Figure 7 provides an overview of the cases administered Chlorin e6 and Fig. 8 shows lung physiological assessments for the Chlorin e6 cases.

Fig. 8

(a) ${\mathrm{PaO}}_2/{\mathrm{FiO}}_2$ ratio over the 72 h experimental timeframe. A ratio below 300 was considered clinically significant. (b) Dynamic compliance of the treated left lung at 72 h. (c) Static compliance of the treated left lung at 72 h. Only the third case demonstrated mild lung injury.

Fig. 9

Histology with H&E staining of an area of necrosis. Maximum depth of necrosis was measured, as shown with the green bar. Surrounding tissue showed signs of severe inflammation including patchy necrosis, fibrin deposition, and airspace hemorrhage.

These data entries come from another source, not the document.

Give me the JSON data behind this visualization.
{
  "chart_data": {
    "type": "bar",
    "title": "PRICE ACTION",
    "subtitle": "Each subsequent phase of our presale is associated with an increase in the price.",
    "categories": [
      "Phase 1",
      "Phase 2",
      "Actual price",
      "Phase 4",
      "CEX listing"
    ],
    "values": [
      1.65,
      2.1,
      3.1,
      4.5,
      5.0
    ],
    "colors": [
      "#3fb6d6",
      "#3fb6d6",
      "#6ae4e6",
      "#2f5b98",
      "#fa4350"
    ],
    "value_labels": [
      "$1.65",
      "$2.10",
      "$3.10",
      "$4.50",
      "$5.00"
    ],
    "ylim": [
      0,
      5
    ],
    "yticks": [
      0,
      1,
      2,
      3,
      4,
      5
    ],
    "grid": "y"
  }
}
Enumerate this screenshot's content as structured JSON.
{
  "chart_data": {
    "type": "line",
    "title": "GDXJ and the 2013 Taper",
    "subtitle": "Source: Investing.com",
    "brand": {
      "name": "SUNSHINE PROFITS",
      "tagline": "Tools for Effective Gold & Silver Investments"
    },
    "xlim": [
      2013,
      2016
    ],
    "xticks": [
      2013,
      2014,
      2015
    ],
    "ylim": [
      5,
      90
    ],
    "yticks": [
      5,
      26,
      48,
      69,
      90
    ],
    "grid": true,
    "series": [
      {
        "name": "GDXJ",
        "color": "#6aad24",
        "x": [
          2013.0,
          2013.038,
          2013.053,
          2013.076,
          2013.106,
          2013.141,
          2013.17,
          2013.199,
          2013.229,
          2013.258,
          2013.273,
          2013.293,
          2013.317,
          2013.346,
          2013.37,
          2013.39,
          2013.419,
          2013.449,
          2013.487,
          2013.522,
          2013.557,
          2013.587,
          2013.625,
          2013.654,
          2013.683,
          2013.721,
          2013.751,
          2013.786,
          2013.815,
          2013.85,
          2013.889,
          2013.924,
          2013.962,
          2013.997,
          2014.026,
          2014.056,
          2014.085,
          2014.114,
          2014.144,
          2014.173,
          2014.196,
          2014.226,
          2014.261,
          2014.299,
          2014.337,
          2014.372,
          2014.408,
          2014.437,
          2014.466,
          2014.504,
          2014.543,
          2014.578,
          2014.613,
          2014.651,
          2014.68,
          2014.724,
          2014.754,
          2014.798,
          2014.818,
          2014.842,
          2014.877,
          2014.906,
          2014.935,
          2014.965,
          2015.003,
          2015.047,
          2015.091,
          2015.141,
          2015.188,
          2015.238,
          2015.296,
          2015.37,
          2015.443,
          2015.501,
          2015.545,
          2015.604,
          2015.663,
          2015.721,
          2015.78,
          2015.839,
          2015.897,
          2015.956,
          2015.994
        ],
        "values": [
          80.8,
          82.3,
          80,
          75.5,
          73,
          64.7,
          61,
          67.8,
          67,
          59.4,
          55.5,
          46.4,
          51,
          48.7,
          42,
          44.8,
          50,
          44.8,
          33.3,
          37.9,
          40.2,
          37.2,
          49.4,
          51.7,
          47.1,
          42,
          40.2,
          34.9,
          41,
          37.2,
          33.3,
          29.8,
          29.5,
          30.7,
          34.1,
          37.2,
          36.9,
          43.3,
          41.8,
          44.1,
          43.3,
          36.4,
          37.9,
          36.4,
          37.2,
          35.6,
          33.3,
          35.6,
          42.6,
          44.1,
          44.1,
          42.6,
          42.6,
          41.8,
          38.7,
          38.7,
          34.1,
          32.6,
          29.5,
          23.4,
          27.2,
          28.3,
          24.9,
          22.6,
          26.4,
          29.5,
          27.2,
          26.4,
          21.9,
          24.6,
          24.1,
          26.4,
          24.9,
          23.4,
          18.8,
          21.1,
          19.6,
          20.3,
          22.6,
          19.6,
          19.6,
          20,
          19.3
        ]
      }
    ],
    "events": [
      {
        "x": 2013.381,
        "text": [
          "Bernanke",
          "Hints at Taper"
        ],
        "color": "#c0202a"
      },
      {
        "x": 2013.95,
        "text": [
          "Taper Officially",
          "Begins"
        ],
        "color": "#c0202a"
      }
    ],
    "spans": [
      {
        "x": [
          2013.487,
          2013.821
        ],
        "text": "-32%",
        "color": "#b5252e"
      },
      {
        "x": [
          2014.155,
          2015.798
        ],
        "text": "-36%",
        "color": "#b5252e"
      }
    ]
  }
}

The first Chlorin e6 case delivered PDT comprised $1\mathrm{mg}{\mathrm{kg}}^{-1}$ and a radiant exposure of 12 and $6\mathrm{J}/{\mathrm{cm}}^2$ for the upper and lower lobes, respectively, resulting in no evidence of necrosis or inflammation on gross, CT, or histological examination. The P/F ratio remained normal at 593, and dynamic and static compliance were 13 and $14\mathrm{mL}/{\mathrm{H}}_2\mathrm{O}$, respectively. Given the lack of demonstratable PDT effect and our previous study showing no Chlorin e6 uptake in healthy tissue after a 1-h drug-light interval,²⁶ an increase in drug dose far beyond clinical protocols may be required to produce a PDT effect in normal tissue. The subsequent two cases were performed to elucidate the minimum PDT threshold or maximally tolerated dose in normal lung tissue rather than a strict dose-escalation design. Case 2 was performed with a radiant exposure of $240\mathrm{J}/{\mathrm{cm}}^2$ via irradiation of a 5- to 6-cm diameter spot by collimated laser light to cause local necrosis. A shorter drug-light interval of 15 min was employed to retain some photosensitizer in the normal lung tissue. Again, no evidence of necrosis or inflammation on gross, CT, or histological examination was noted, with a P/F ratio of 459 and dynamic and static compliance of 13 and $14\mathrm{mL}/\mathrm{cm}{\mathrm{H}}_2\mathrm{O}$, respectively. To further minimize the drug-light interval, the final case was performed with Chlorin e6 administered through the lung flush continuously during the delivery of $285\mathrm{J}/{\mathrm{cm}}^2$ radiant exposure, whereby the photosensitizer acted on the tissue and the vasculature. This resulted in deep local lung injury over the irradiated area with a P/F ratio of 331 and dynamic and static compliance of $11\mathrm{mL}/\mathrm{cm}{\mathrm{H}}_2\mathrm{O}$. Necrosis extended up to 11 mm into the irradiated lung.